"In the beginning"


The views expressed in this blog are not necessarily the views of the blog management, (on the other hand, they are not necessarily not the views of the blog management).

No effort has been made to stay within the bounds of the truth in this blog as it has always been the view of the management that the truth should never be allowed to stand in the way of a good story.

Monday, September 29, 2008

Intercontinental Telegraph Lines

The vagaries of distance in the remote areas of Australia applied equally to communication between WA and the eastern half of the continent, where almost all of our meagre population lived.

This led to the construction of the Intercontinental Telegraph Line between Adelaide and Perth via the goldfields of Norseman, Kalgoorlie and Coolgardie a distance of 2,500 Km this line opened in 1877.

This photo shows the remains of the repeater station at the WA - SA border at Eucla, it is slowly being engulfed by the moving sand dunes and will in all probability disappear forever someday.

1877 was a big year for telephony in Australia as this was the year that a telegraph line was opened between Cooktown and the tip of Cape York Peninsular as well, this line remained in service for 100 years until closed in 1977.

A trip to Cape York still offers a true adventure to those who undertake it, (probably rates another post sometime) you can choose how exciting you want it to be as there are by-passes to the roughest parts, the problem is that these are also the most spectacular... so if you chicken out you also miss out!!!

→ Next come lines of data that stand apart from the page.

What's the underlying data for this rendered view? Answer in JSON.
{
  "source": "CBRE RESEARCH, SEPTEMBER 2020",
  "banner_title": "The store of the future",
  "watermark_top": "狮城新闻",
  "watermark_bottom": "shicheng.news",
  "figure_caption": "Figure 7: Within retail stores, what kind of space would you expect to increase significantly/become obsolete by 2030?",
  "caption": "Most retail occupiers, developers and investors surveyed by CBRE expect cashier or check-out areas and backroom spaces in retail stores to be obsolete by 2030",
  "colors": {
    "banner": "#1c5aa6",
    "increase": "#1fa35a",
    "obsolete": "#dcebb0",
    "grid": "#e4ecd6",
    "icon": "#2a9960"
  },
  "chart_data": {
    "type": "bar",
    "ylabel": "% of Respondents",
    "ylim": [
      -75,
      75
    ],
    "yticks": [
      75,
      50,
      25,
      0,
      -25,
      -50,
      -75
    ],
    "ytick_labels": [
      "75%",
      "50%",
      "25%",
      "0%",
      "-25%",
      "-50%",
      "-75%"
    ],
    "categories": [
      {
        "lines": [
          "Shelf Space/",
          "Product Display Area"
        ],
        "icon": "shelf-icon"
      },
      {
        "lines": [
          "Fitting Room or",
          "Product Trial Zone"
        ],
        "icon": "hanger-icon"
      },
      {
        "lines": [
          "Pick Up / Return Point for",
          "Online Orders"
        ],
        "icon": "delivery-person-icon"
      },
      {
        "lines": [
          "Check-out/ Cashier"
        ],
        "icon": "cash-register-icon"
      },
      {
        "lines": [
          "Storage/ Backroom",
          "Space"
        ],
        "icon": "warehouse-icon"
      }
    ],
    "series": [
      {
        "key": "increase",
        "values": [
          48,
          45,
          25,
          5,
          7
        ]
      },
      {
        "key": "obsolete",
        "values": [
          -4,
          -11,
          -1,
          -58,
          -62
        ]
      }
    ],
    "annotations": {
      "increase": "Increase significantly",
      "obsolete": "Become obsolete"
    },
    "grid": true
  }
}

Please click photos to enbiggen

The road/track varies between a wide graded (but always corrugated) surface to a deep rutted two wheel track

On the left are Elliot Falls a truly lovely spot and on the right the Cockatoo Creek crossing, one of many creeks to cross.


Puss-in-Boots said...

I've seen some TV docos on Cape York. It's pretty rugged country and one really needs to be well prepared to travel up there. I'd still love to do it...what an adventure! Lovely photos, Peter...are they of your vehicle?

Jeanette said...

OMG peter, Its a rough out there I wouldn't like to be on the road with all those ruts.I bet you both had wet feet by the time you got to dryland ..

Big Dave T said...

Wonder what kind of vehicle would work best traveling through creeks and over rutted roads. Certainly not my Chrysler mini-van. I think if I drove, I would want to caravan, just in case.

Dave said...

Beautiful pictures, great history lesson Peter.

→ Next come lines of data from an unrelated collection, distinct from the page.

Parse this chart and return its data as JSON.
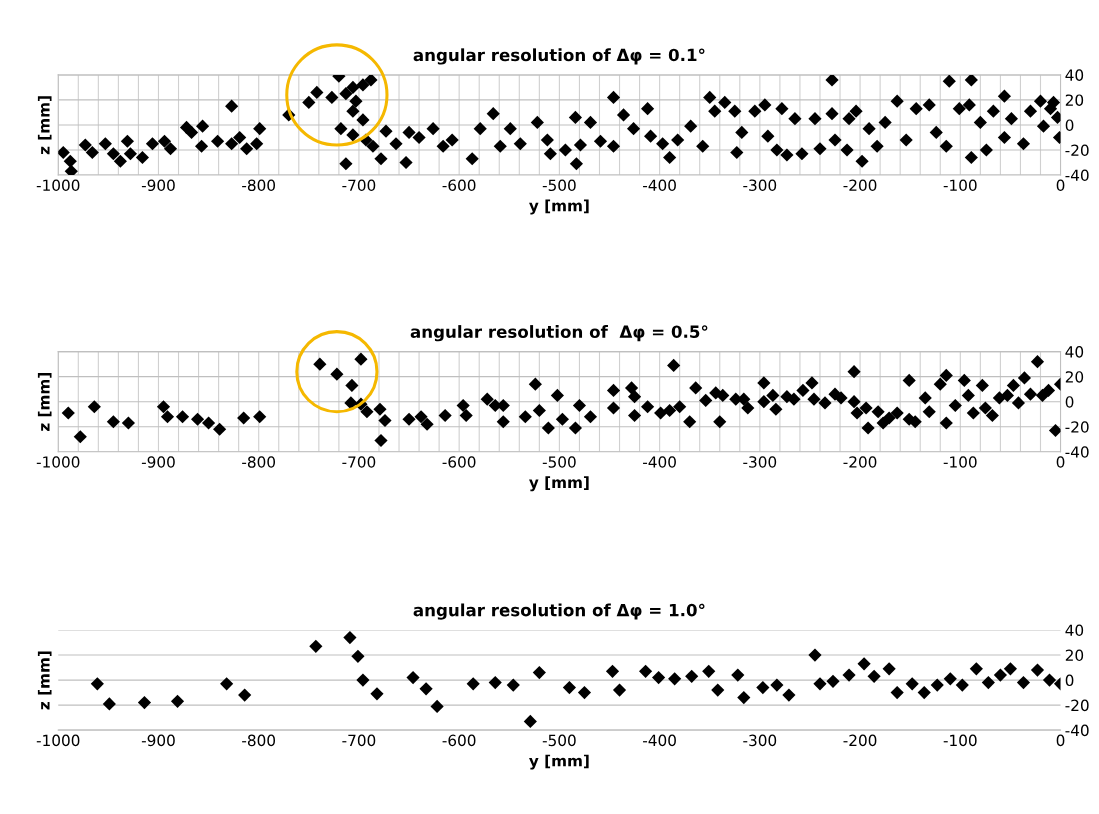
{
  "chart_data": [
    {
      "type": "scatter",
      "title": "angular resolution of Δφ = 0.1°",
      "xlabel": "y [mm]",
      "ylabel": "z [mm]",
      "color": "#000000",
      "marker": "diamond",
      "grid": true,
      "xlim": [
        -1000,
        0
      ],
      "xticks": [
        -1000,
        -900,
        -800,
        -700,
        -600,
        -500,
        -400,
        -300,
        -200,
        -100,
        0
      ],
      "ylim": [
        -40,
        40
      ],
      "yticks": [
        -40,
        -20,
        0,
        20,
        40
      ],
      "x": [
        -995,
        -987,
        -988,
        -973,
        -966,
        -953,
        -945,
        -938,
        -931,
        -928,
        -916,
        -906,
        -894,
        -888,
        -872,
        -867,
        -856,
        -857,
        -841,
        -827,
        -827,
        -819,
        -812,
        -802,
        -799,
        -770,
        -750,
        -742,
        -727,
        -720,
        -713,
        -706,
        -696,
        -688,
        -703,
        -706,
        -696,
        -718,
        -713,
        -706,
        -693,
        -686,
        -678,
        -673,
        -663,
        -653,
        -650,
        -640,
        -626,
        -616,
        -607,
        -587,
        -579,
        -566,
        -559,
        -549,
        -539,
        -522,
        -512,
        -509,
        -494,
        -483,
        -484,
        -479,
        -469,
        -459,
        -446,
        -446,
        -436,
        -426,
        -412,
        -409,
        -397,
        -390,
        -382,
        -369,
        -357,
        -350,
        -345,
        -335,
        -325,
        -323,
        -318,
        -305,
        -295,
        -292,
        -283,
        -278,
        -273,
        -265,
        -258,
        -245,
        -240,
        -228,
        -228,
        -225,
        -211,
        -213,
        -204,
        -198,
        -191,
        -183,
        -175,
        -163,
        -154,
        -144,
        -131,
        -124,
        -114,
        -111,
        -101,
        -89,
        -91,
        -89,
        -80,
        -74,
        -67,
        -56,
        -56,
        -49,
        -37,
        -30,
        -20,
        -17,
        -10,
        -3,
        -1,
        -7
      ],
      "values": [
        -22,
        -37,
        -29,
        -16,
        -22,
        -15,
        -23,
        -29,
        -13,
        -23,
        -26,
        -15,
        -13,
        -19,
        -2,
        -6,
        -1,
        -17,
        -13,
        15,
        -15,
        -10,
        -19,
        -15,
        -3,
        8,
        18,
        26,
        22,
        39,
        25,
        30,
        32,
        36,
        19,
        11,
        4,
        -3,
        -31,
        -8,
        -12,
        -17,
        -27,
        -5,
        -15,
        -30,
        -6,
        -10,
        -3,
        -17,
        -12,
        -27,
        -3,
        9,
        -17,
        -3,
        -15,
        2,
        -12,
        -23,
        -20,
        -31,
        6,
        -16,
        2,
        -13,
        22,
        -17,
        8,
        -3,
        13,
        -9,
        -15,
        -26,
        -12,
        -1,
        -17,
        22,
        11,
        18,
        11,
        -22,
        -6,
        11,
        16,
        -9,
        -20,
        13,
        -24,
        5,
        -23,
        5,
        -19,
        36,
        9,
        -12,
        5,
        -20,
        11,
        -29,
        -3,
        -17,
        2,
        19,
        -12,
        13,
        16,
        -6,
        -17,
        35,
        13,
        36,
        16,
        -26,
        2,
        -20,
        11,
        23,
        -10,
        5,
        -15,
        11,
        19,
        -1,
        13,
        6,
        -10,
        18
      ]
    },
    {
      "type": "scatter",
      "title": "angular resolution of  Δφ = 0.5°",
      "xlabel": "y [mm]",
      "ylabel": "z [mm]",
      "color": "#000000",
      "marker": "diamond",
      "grid": true,
      "xlim": [
        -1000,
        0
      ],
      "xticks": [
        -1000,
        -900,
        -800,
        -700,
        -600,
        -500,
        -400,
        -300,
        -200,
        -100,
        0
      ],
      "ylim": [
        -40,
        40
      ],
      "yticks": [
        -40,
        -20,
        0,
        20,
        40
      ],
      "x": [
        -990,
        -978,
        -964,
        -945,
        -930,
        -895,
        -891,
        -876,
        -861,
        -850,
        -839,
        -815,
        -799,
        -739,
        -722,
        -707,
        -698,
        -708,
        -698,
        -692,
        -679,
        -678,
        -674,
        -650,
        -638,
        -632,
        -614,
        -596,
        -593,
        -572,
        -564,
        -556,
        -556,
        -534,
        -524,
        -520,
        -511,
        -502,
        -497,
        -484,
        -480,
        -469,
        -446,
        -446,
        -428,
        -425,
        -425,
        -412,
        -399,
        -390,
        -386,
        -380,
        -370,
        -364,
        -354,
        -344,
        -340,
        -337,
        -324,
        -316,
        -312,
        -296,
        -296,
        -287,
        -284,
        -273,
        -266,
        -257,
        -248,
        -246,
        -235,
        -225,
        -219,
        -206,
        -206,
        -203,
        -194,
        -192,
        -182,
        -177,
        -171,
        -163,
        -151,
        -151,
        -145,
        -135,
        -131,
        -120,
        -114,
        -114,
        -105,
        -96,
        -92,
        -87,
        -78,
        -75,
        -68,
        -61,
        -53,
        -47,
        -42,
        -36,
        -30,
        -23,
        -18,
        -12,
        -5,
        0
      ],
      "values": [
        -9,
        -28,
        -4,
        -16,
        -17,
        -4,
        -12,
        -12,
        -14,
        -17,
        -22,
        -13,
        -12,
        30,
        22,
        13,
        34,
        -1,
        -2,
        -8,
        -6,
        -31,
        -15,
        -14,
        -12,
        -18,
        -11,
        -3,
        -11,
        2,
        -3,
        -3,
        -16,
        -12,
        14,
        -7,
        -21,
        5,
        -14,
        -21,
        -3,
        -12,
        9,
        -5,
        11,
        4,
        -11,
        -4,
        -9,
        -7,
        29,
        -4,
        -16,
        11,
        1,
        7,
        -16,
        5,
        2,
        2,
        -5,
        15,
        0,
        5,
        -6,
        4,
        2,
        9,
        15,
        2,
        -1,
        6,
        3,
        24,
        0,
        -9,
        -5,
        -21,
        -8,
        -17,
        -13,
        -9,
        17,
        -14,
        -16,
        3,
        -8,
        14,
        21,
        -17,
        -3,
        17,
        5,
        -9,
        13,
        -5,
        -11,
        3,
        5,
        13,
        -1,
        19,
        6,
        32,
        5,
        9,
        -23,
        14
      ]
    },
    {
      "type": "scatter",
      "title": "angular resolution of Δφ = 1.0°",
      "xlabel": "y [mm]",
      "ylabel": "z [mm]",
      "color": "#000000",
      "marker": "diamond",
      "grid": "y",
      "xlim": [
        -1000,
        0
      ],
      "xticks": [
        -1000,
        -900,
        -800,
        -700,
        -600,
        -500,
        -400,
        -300,
        -200,
        -100,
        0
      ],
      "ylim": [
        -40,
        40
      ],
      "yticks": [
        -40,
        -20,
        0,
        20,
        40
      ],
      "x": [
        -961,
        -949,
        -914,
        -881,
        -832,
        -814,
        -743,
        -709,
        -701,
        -696,
        -682,
        -646,
        -633,
        -622,
        -586,
        -564,
        -546,
        -529,
        -520,
        -490,
        -475,
        -447,
        -440,
        -414,
        -401,
        -385,
        -368,
        -351,
        -342,
        -322,
        -316,
        -297,
        -283,
        -271,
        -245,
        -240,
        -227,
        -211,
        -196,
        -186,
        -171,
        -163,
        -148,
        -136,
        -123,
        -110,
        -98,
        -84,
        -72,
        -60,
        -50,
        -37,
        -23,
        -11,
        0
      ],
      "values": [
        -3,
        -19,
        -18,
        -17,
        -3,
        -12,
        27,
        34,
        19,
        0,
        -11,
        2,
        -7,
        -21,
        -3,
        -2,
        -4,
        -33,
        6,
        -6,
        -10,
        7,
        -8,
        7,
        2,
        1,
        3,
        7,
        -8,
        4,
        -14,
        -6,
        -4,
        -12,
        20,
        -3,
        -1,
        4,
        13,
        3,
        9,
        -10,
        -3,
        -10,
        -4,
        1,
        -4,
        9,
        -2,
        4,
        9,
        -2,
        8,
        0,
        -3
      ]
    }
  ]
}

Did you take the pictures on a visit there?

kenju said...

I love the photo of the falls, and it is good you captured the first one if it is slowly disappearing.

WT said...

You will see me disappearing from the "Followers" in the sidebar. I haven't dumped you! I still subscribe to your feed, but this following thing is screwing up my feedreader. Thanks Blogger.

LZ Blogger said...

Peter ~ At first I thought that top shot was snow instead of sand. (It must be getting closer) to winter here in the Midwest USA? I loved the shot of the Cockatoo Creek Crossing! ~ jb///

Christina said...

oooh, the waterfalls are beautiful...

Cliff said...

I loved the pics Peter. There was a lot of progress being made everywhere in the 80's and 90's. I think our little town got a telephone system in about 1890. I recently read in our church history that we got electric lighting in 1902.
I'll bet one would be hard pressed to find someone to run a telegraph who was non military.

Walker said...

Looks like a place with beauty and all the challenges that nature can throw at you.

Jamie Dawn said...

Oh, boy! Driving on that deeply rutted road would shake a person's liver out!!
I'd love to see those waterfalls firsthand.